Gruß aus Bielefeld Kopie
Die Bielefeldverschwörung im Bild – von mir gestaltete Ansichtskarte, mit der ich hoffe, Ehrenbürger von Bielefeld zu werden, obwohl ich von Bielefeldern schon böse beschimpft wurde. Das Klo habe ich hinzugefügt, weil mir jemand glaubhaft versichert hat, er sei schon auf dem Bielefelder Bahnhofsklo gewesen (größer: klicken)

Mit Unna kann ich überhaupt nichts in Verbindung bringen …

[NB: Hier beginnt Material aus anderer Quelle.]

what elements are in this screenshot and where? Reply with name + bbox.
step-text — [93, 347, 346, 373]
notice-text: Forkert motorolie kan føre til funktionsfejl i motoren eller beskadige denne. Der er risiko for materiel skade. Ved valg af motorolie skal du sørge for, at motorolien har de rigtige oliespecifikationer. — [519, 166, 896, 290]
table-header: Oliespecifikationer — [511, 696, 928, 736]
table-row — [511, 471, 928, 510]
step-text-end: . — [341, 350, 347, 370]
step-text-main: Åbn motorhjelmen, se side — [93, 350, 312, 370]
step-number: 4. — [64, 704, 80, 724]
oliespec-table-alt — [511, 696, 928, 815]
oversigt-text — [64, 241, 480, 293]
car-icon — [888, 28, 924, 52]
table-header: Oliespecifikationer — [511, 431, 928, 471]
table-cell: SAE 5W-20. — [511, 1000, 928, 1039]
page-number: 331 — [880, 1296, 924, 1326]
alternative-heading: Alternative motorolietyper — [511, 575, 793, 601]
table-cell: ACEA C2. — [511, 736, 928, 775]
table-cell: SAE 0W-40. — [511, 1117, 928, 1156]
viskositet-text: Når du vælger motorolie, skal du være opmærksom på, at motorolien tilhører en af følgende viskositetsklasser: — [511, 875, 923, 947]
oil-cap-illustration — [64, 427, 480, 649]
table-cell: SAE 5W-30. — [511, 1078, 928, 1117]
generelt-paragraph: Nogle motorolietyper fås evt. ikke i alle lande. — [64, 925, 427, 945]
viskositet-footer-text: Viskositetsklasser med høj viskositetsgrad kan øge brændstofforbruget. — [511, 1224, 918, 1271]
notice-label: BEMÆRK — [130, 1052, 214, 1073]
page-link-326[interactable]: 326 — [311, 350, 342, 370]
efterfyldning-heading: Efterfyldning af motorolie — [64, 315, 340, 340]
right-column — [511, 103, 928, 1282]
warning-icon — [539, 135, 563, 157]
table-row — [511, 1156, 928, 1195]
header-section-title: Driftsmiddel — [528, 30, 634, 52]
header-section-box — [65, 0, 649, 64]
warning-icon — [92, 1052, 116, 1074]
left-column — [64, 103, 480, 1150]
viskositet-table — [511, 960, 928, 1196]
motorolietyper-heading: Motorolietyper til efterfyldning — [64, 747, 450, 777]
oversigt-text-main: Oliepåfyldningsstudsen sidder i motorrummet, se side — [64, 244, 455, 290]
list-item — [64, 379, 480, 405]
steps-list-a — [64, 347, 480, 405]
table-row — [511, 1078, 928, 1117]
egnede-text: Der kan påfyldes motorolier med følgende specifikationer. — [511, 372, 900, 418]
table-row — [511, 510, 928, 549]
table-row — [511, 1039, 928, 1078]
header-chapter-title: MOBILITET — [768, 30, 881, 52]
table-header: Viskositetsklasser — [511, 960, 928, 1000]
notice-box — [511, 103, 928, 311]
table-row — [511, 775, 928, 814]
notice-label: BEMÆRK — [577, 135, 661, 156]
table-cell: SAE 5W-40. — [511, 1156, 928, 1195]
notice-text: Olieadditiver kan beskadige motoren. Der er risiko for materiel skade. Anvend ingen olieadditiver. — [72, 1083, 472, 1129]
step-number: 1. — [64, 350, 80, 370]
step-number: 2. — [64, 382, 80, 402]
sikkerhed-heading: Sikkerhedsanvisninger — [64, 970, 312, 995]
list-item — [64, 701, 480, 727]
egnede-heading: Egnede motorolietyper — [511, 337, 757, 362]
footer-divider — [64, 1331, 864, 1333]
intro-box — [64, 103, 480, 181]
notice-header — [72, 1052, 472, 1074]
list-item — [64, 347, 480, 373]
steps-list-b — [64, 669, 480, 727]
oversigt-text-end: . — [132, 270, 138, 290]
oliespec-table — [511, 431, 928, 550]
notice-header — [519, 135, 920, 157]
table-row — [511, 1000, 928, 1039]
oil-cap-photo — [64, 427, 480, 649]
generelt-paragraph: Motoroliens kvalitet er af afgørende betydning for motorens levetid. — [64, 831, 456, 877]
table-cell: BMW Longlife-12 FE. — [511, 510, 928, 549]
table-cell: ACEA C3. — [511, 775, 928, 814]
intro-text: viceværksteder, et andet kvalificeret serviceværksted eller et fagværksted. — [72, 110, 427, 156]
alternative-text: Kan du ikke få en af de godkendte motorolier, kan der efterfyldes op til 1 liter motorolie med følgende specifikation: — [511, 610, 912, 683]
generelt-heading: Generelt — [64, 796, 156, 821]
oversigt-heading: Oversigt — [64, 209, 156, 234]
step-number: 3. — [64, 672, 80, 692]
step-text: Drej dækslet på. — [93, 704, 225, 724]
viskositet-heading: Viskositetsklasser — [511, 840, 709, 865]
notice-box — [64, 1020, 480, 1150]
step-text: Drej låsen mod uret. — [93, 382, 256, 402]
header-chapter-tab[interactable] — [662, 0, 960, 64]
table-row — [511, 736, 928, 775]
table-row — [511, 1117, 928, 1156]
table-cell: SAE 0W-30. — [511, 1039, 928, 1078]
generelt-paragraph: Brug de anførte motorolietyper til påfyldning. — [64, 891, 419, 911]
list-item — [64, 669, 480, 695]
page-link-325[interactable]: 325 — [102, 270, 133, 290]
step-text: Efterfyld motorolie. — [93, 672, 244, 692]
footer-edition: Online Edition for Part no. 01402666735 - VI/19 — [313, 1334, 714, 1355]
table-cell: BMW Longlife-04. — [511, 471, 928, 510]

„So wahr sich Karnickel nach dem Goldenen Schnitt vermehren.“
Die Dame schreckt von ihrem Buch auf:
„Was erzählen Sie denn da? Woher sollen Karnickel den Goldenen Schnitt kennen? Den kenne ich ja nicht einmal.“
„5 zu 8 wie 8 zu 13 wie 13 zu 21 und so weiter. Minor zu Major wie Major zum Ganzen. Das ist der Goldene Schnitt in ganzen Zahlen und 5,8,13,21,34,55 und so weiter sind gleichzeitig die Fibonacci-Zahlen. Und wissen Sie, woran Fibonacci die Zahlenreihe entdeckt hat?“
„Nein, woher denn?“
„An der Fortpflanzungsrate der Kaninchen.“
„Ach so.“
Ich sehe, dass es ihr lieber wäre, ich hätte nichts gesagt, denke: „Du mich auch!“ und schaue wieder aus dem Fenster. Da folgt schon bald Schwerte an der Ruhr. Das Städtchen habe ich schon mehrfach mit dem Fahrrad durchquert, muss aber immer an den Germanistik-Professor an der RWTH Aachen Hans Schwerte denken, der eigentlich Hans Ernst Schneider hat geheißen, als er in der Naziära SS-Hauptsturmführer gewesen war und in der verbrecherischen Organisation Ahnenerbe Laboratoriumseinrichtungen für Menschenversuche organisiert hatte. In den Nachkriegswirren tauchte Schneider unter, seine Frau ließ ihn für tot erklären und heiratete ihn kurz darauf wieder. Da nannte er sich Hans Schwerte. Er habilitierte 1958 über Faust und das Faustische und brachte es bis zum Rektor der RWTH Aachen. Kollegen von mir haben bei dem faustischen Mann studiert und waren immer voll des Lobes. Im Jahr 1994, Schwerte war inzwischen längst im Ruhestand und stolzer Träger des Bundesverdienstkreuzes, da tauchten Reporter des niederländischen Fernsehens bei ihm auf, die seine wahre Identität enthüllt hatten. Danach wurde bekannt, dass es innerhalb der Hochschule eine ganze Reihe von Mitwissern gegeben hatte. Man munkelte auch von Erpressung, dass nämlich bestimmte Lehrstühle an gewisse Personen unter Schwertes Einfluss nur vergeben worden waren, damit er nicht aufflog.

Ach, wir schauen mal aus dem Fenster. Inzwischen sind wir nämlich schon in Wuppertal, der für mich gruseligsten Stadt Deutschlands. Eines noch, bevor ich morgen weiter berichte: In Aachen werde ich bei Freunden übernachten. Dort erfahre ich im Verlaufe eines feuchtfröhlichen Abends, dass just dieser Professor Hans Schwerte in der großen Dachetage des Hauses sein Liebesnest gehabt hatte.